骆天哲怔怔地良久才回过神来,雨儿方才的神情,甚是的陌生。想奶奶,太皇太后不就在皇宫么?那满脸的坚定,不由地疑惑,当年是不是有环节出错!难道当年梁轩血溅师弟的婚礼,不是行刺水沁儿,而是另有隐情?
第3卷 第35章 和亲事件
东方晨被唤到皇宫,是因望国遣来使臣!
在金銮殿接见,东方展本是有些担心,望国会提起司马沁岚的事。司马沁岚欲行刺雨儿,被雨儿随身的雪狼一口咬断脖颈而致命,没有通过刑部的定案、审核、提刑。且因她身份不仅是未成亲的亲王正妃,还是和亲公主,事关两国的关系,是故自己是将此事秘密地压下来,不予深究。只暗中赋予皇叔调查的权利,可惜没有任何的蛛丝马迹。
望国的使臣来棠,意外的没有提起公主司马沁岚,只是禀告,说司马沁岚为梁雨订下一门亲事,嫁于望国太子。此番前来,正是提亲。
唤礼官安置了使臣,是急忙地回御书房,唤来太皇太后,还有东方晨。
东方晨刚跨进御书房,“晨儿,望国有使臣来,曰司马沁岚已把雨儿许配给望国的太子!”太皇太后从一旁的木椅起身,道,话音还未落。
“不行!”东方晨坚决地反对,长袖一甩,东方展的御案上所有地东西,都被扫落在地。
东方展急忙地伸手,幸好接住了他的帝王玉玺,那各式的奏章和宗卷,还有整一排的狼毫笔和砚台、镇纸,是全数凌乱地散落在地。很是无奈地摇摇头,“皇叔,朕没有答应!”心中暗暗地数,不知是第几次了!
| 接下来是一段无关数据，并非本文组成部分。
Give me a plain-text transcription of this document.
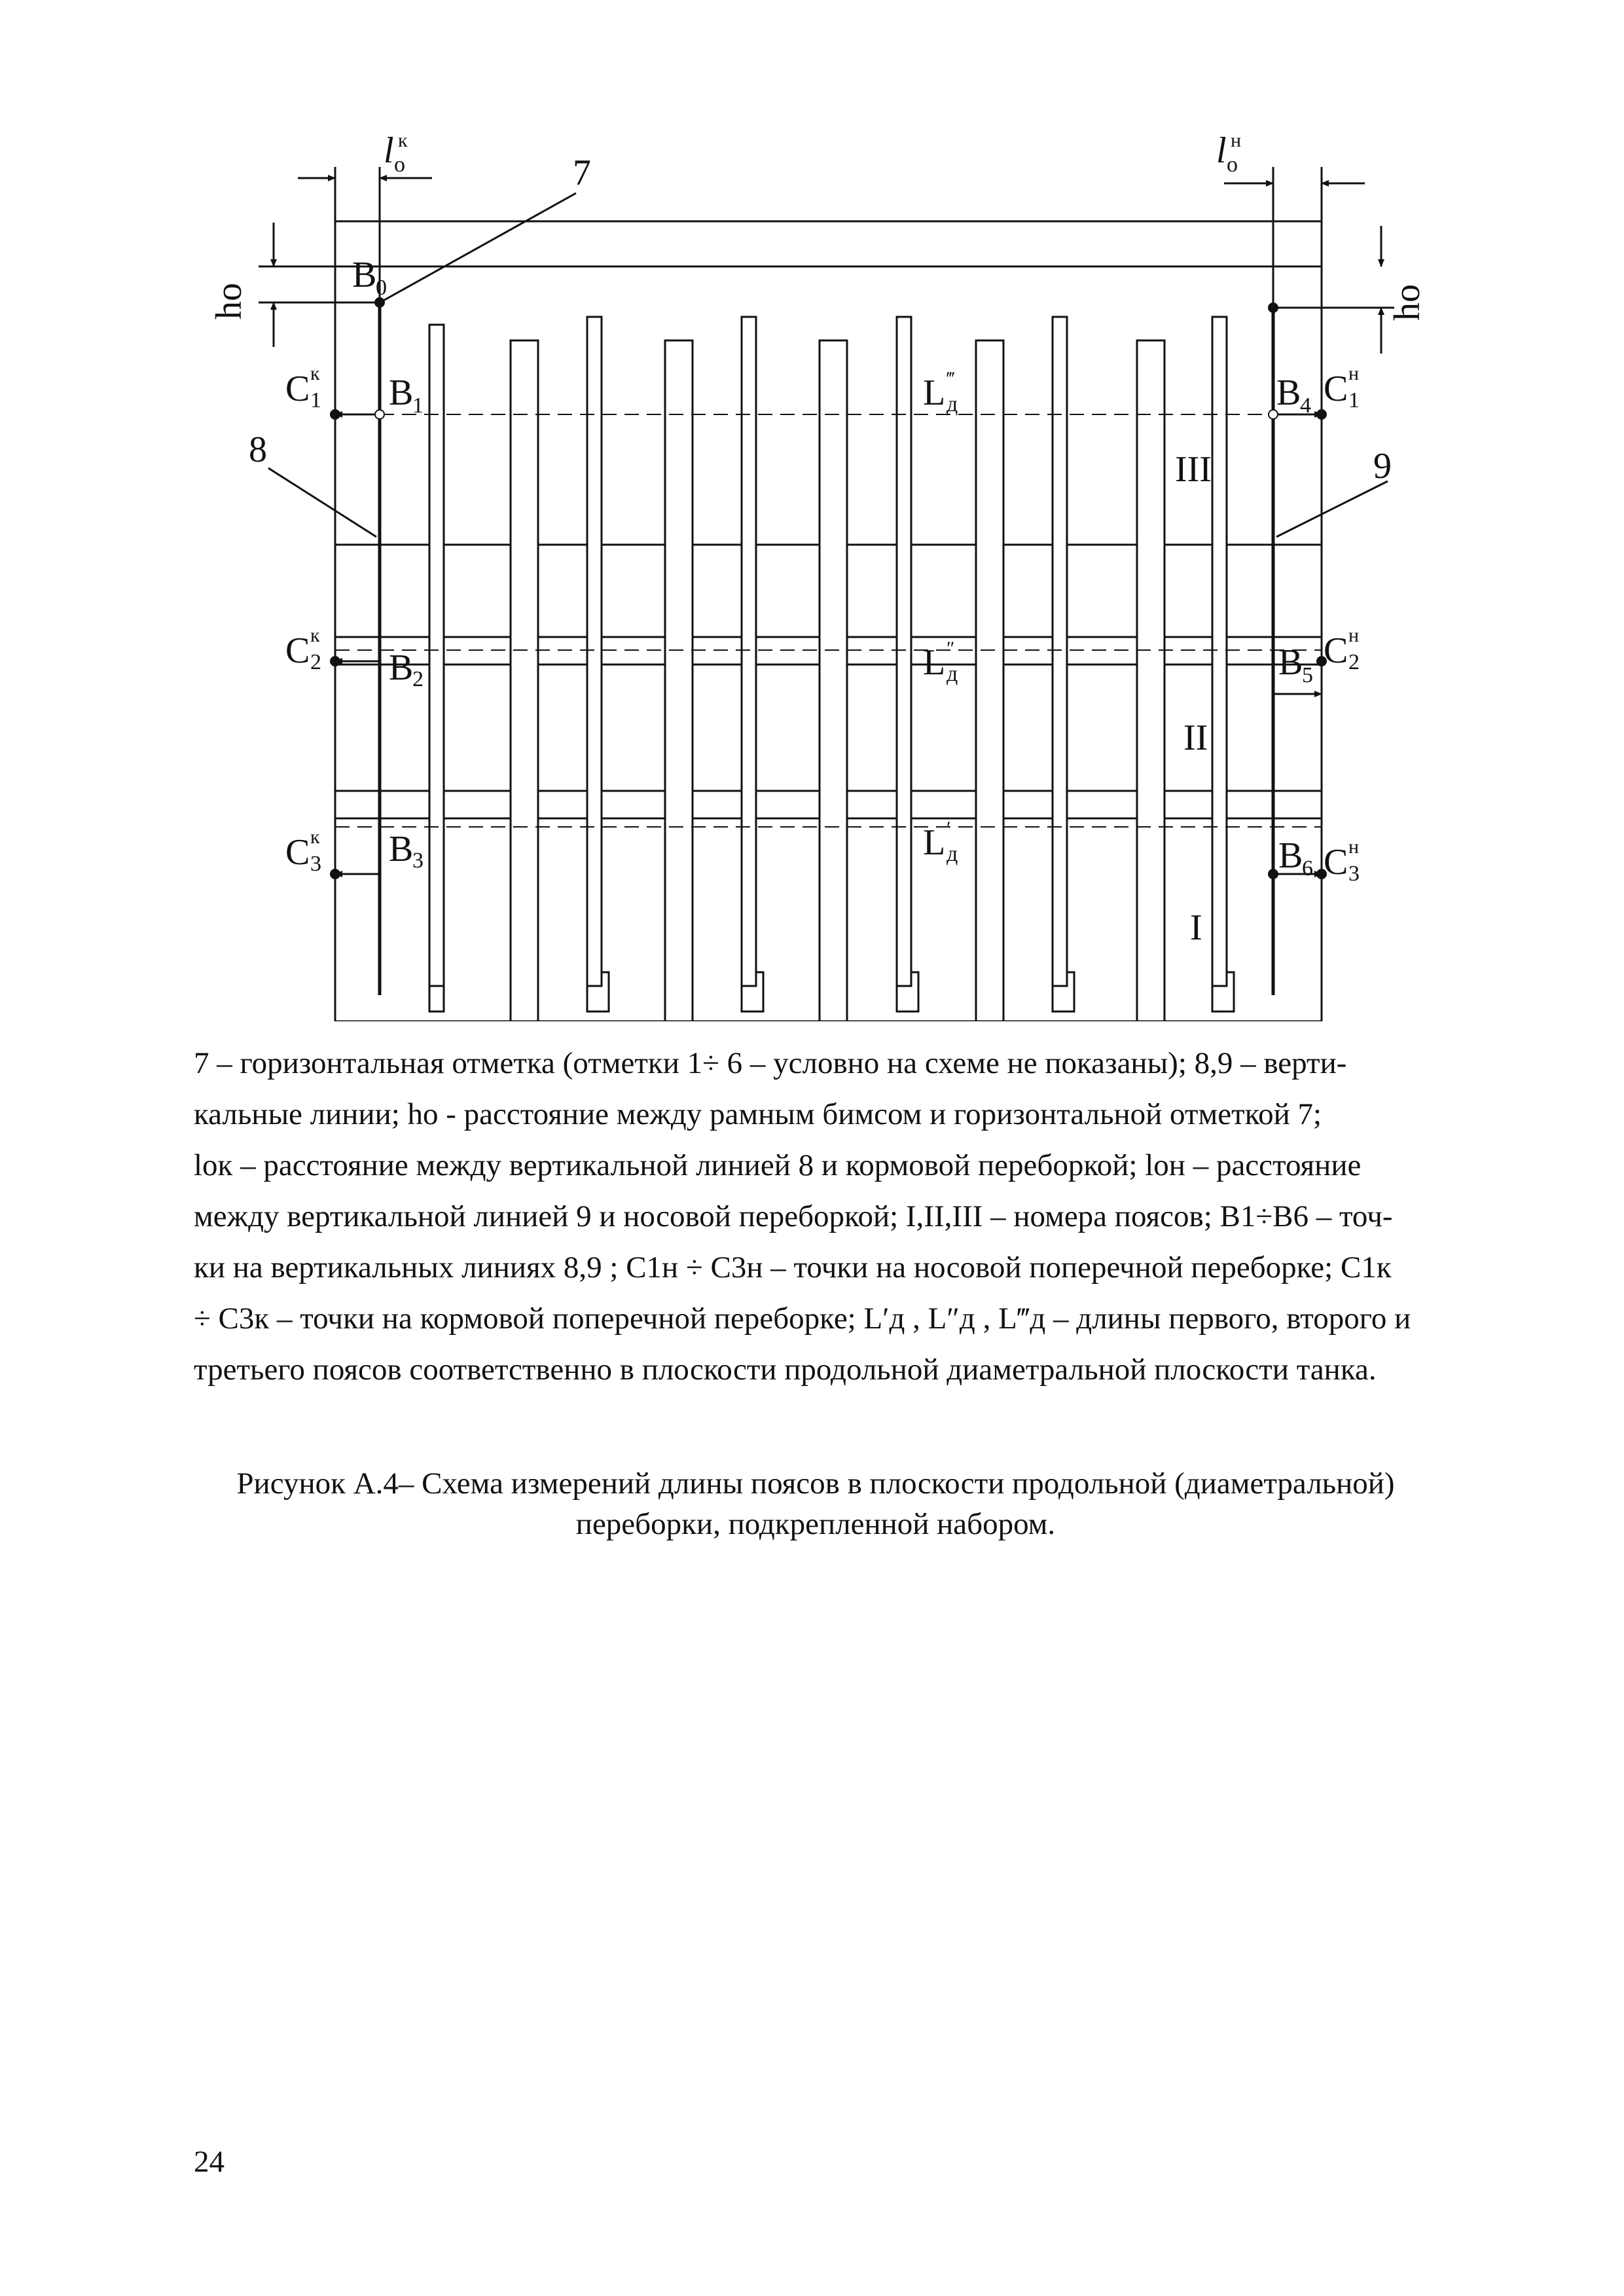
l к
о	l н
о
hо	hо
7
8	9
B
0
B
1
B
2
B
3
B
4
B
5
B
6
C к
1
C к
2
C к
3
C н
1
C н
2
C н
3
L ‴
д
L ″
д
L ′
д
III
II
I

7 – горизонтальная отметка (отметки 1÷ 6 – условно на схеме не показаны); 8,9 – верти-

кальные линии; hо - расстояние между рамным бимсом и горизонтальной отметкой 7;

lок – расстояние между вертикальной линией 8 и кормовой переборкой; lон – расстояние

между вертикальной линией 9 и носовой переборкой; I,II,III – номера поясов; B1÷B6 – точ-

ки на вертикальных линиях 8,9 ; C1н ÷ C3н – точки на носовой поперечной переборке; C1к

÷ C3к – точки на кормовой поперечной переборке; L′д , L″д , L‴д – длины первого, второго и

третьего поясов соответственно в плоскости продольной диаметральной плоскости танка.

Рисунок А.4– Схема измерений длины поясов в плоскости продольной (диаметральной)

переборки, подкрепленной набором.

24
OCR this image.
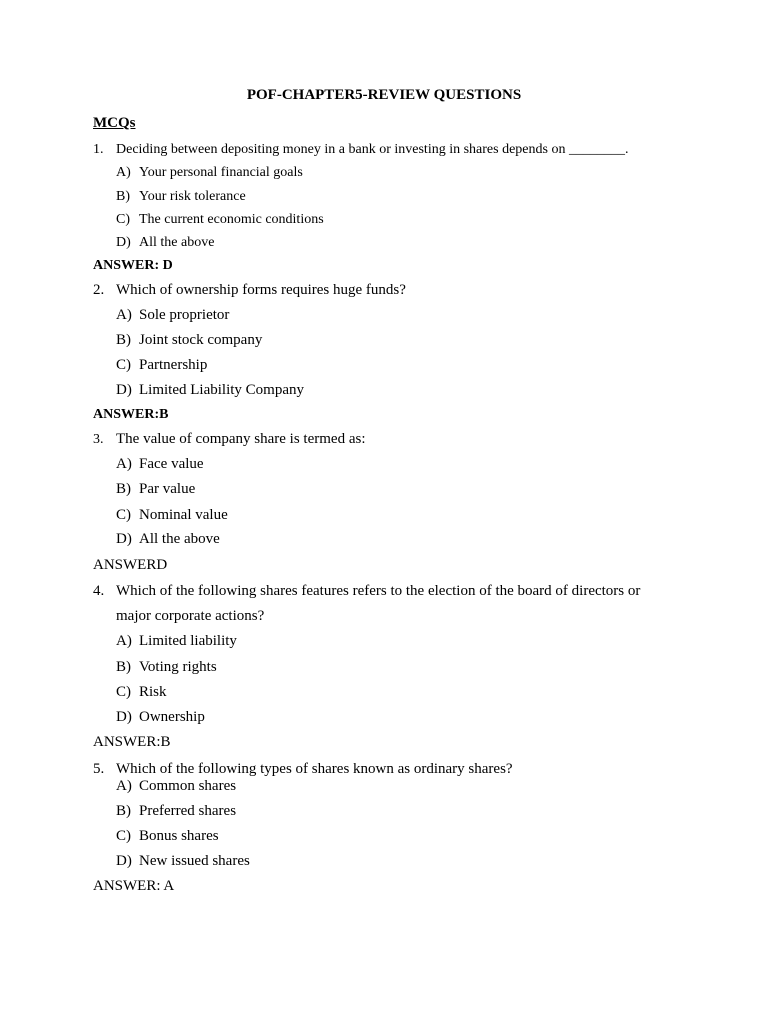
POF-CHAPTER5-REVIEW QUESTIONS
MCQs
1. Deciding between depositing money in a bank or investing in shares depends on ________.
A) Your personal financial goals
B) Your risk tolerance
C) The current economic conditions
D) All the above
ANSWER: D
2. Which of ownership forms requires huge funds?
A) Sole proprietor
B) Joint stock company
C) Partnership
D) Limited Liability Company
ANSWER:B
3. The value of company share is termed as:
A) Face value
B) Par value
C) Nominal value
D) All the above
ANSWERD
4. Which of the following shares features refers to the election of the board of directors or
major corporate actions?
A) Limited liability
B) Voting rights
C) Risk
D) Ownership
ANSWER:B
5. Which of the following types of shares known as ordinary shares?
A) Common shares
B) Preferred shares
C) Bonus shares
D) New issued shares
ANSWER: A
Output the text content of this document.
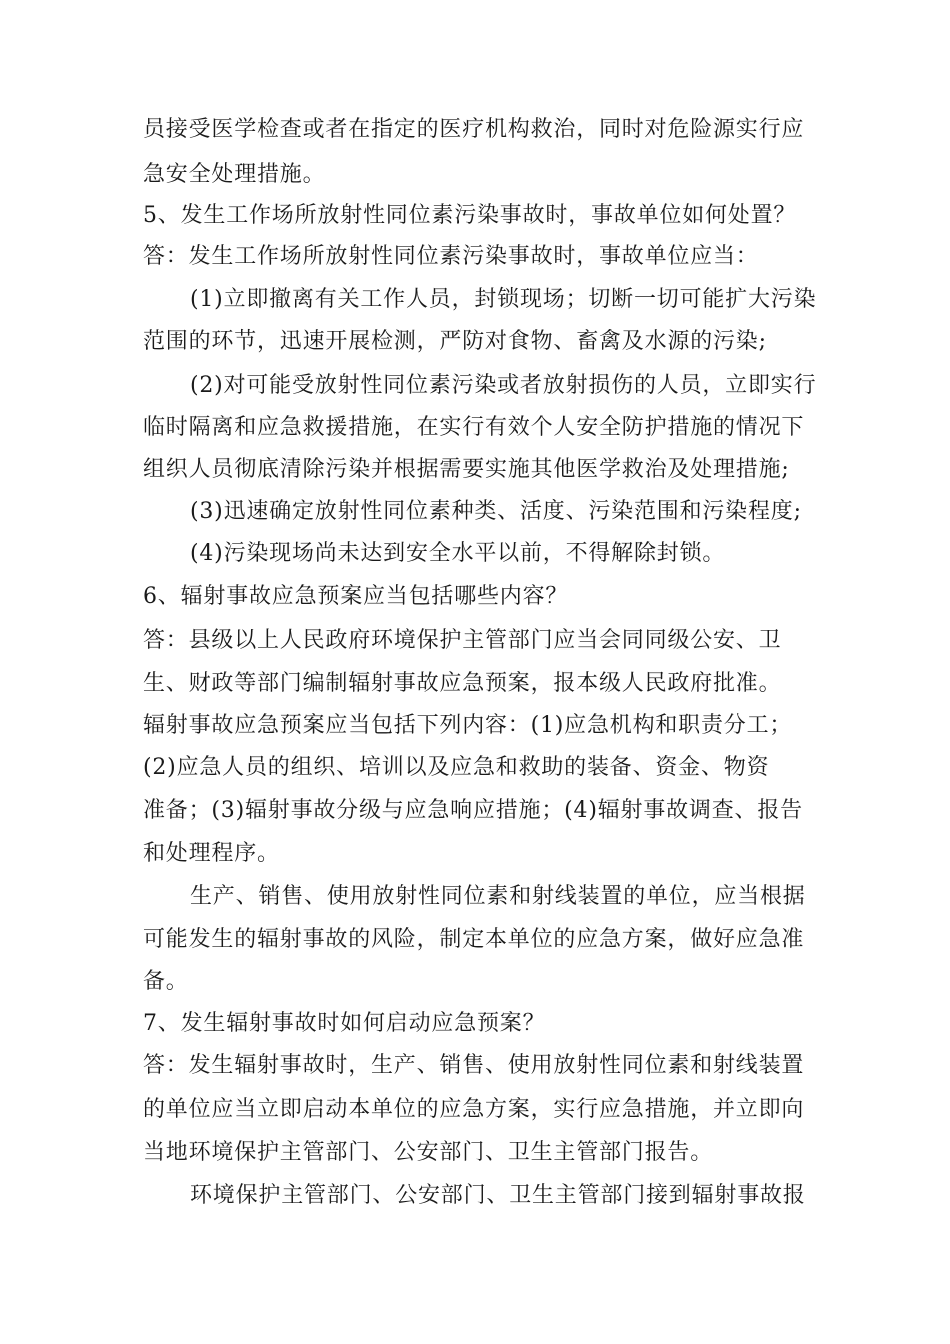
员接受医学检查或者在指定的医疗机构救治，同时对危险源实行应
急安全处理措施。
5、发生工作场所放射性同位素污染事故时，事故单位如何处置？
答：发生工作场所放射性同位素污染事故时，事故单位应当：
(1)立即撤离有关工作人员，封锁现场；切断一切可能扩大污染
范围的环节，迅速开展检测，严防对食物、畜禽及水源的污染;
(2)对可能受放射性同位素污染或者放射损伤的人员，立即实行
临时隔离和应急救援措施，在实行有效个人安全防护措施的情况下
组织人员彻底清除污染并根据需要实施其他医学救治及处理措施;
(3)迅速确定放射性同位素种类、活度、污染范围和污染程度;
(4)污染现场尚未达到安全水平以前，不得解除封锁。
6、辐射事故应急预案应当包括哪些内容？
答：县级以上人民政府环境保护主管部门应当会同同级公安、卫
生、财政等部门编制辐射事故应急预案，报本级人民政府批准。
辐射事故应急预案应当包括下列内容：(1)应急机构和职责分工；
(2)应急人员的组织、培训以及应急和救助的装备、资金、物资
准备；(3)辐射事故分级与应急响应措施；(4)辐射事故调查、报告
和处理程序。
生产、销售、使用放射性同位素和射线装置的单位，应当根据
可能发生的辐射事故的风险，制定本单位的应急方案，做好应急准
备。
7、发生辐射事故时如何启动应急预案？
答：发生辐射事故时，生产、销售、使用放射性同位素和射线装置
的单位应当立即启动本单位的应急方案，实行应急措施，并立即向
当地环境保护主管部门、公安部门、卫生主管部门报告。
环境保护主管部门、公安部门、卫生主管部门接到辐射事故报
“哀家也没有答应!”太皇太后浅浅地开口,尽量平淡语气,却是眉头轻蹙。司马沁岚的事还未完全的解决,又有新的麻烦来临,若不是担心棠的北疆那保持了近十年的难能可贵的安宁,势必不会理会这些无理的要求。十年的安宁,军心早已散漫,若是有战事,怕没有能够独当一面的将领。
“既然不允,又为何?”唇角瞥过一弯讥笑,东方晨冷冷地开口。欣长的身影临窗而立,白色的衣衫映在褚红的窗棂和明黄的墙,有些,格格不入。
“皇叔,朕的手上是整个棠,有些人和事,必需——”
“不许!”转过身,冷峻的脸上是冷若冰霜,“若是——”刻意低沉的威吓,东方晨的身影已经立在东方展的面前,双脚悬空而漂浮着,风穿过窗棂,带起衣带飘扬,俊秀的容颜上清冷的神色,眸子里喷射出嗜血的目光,宛如幽冥的鬼魅。
是早春,寒冷虽依旧,现却是越发的冷。
但东方展额头依然有细密的汗,冒出,布满整个额头。太皇太后眼疾手快地一把拉过东方展,护在身后,“晨儿,你哥——”
“我不许!”扔下三个字,是愤然离去。
“皇奶奶,朕只是,只是想和皇叔商量一下对策,仅此而已!”东方展扯着太皇太后地衣袍,竟轻声地撒娇,“几月前的庆典,有幸见到皇叔的笑靥,还有去年皇叔帮朕分担了一些事务。朕还以为皇叔已经——”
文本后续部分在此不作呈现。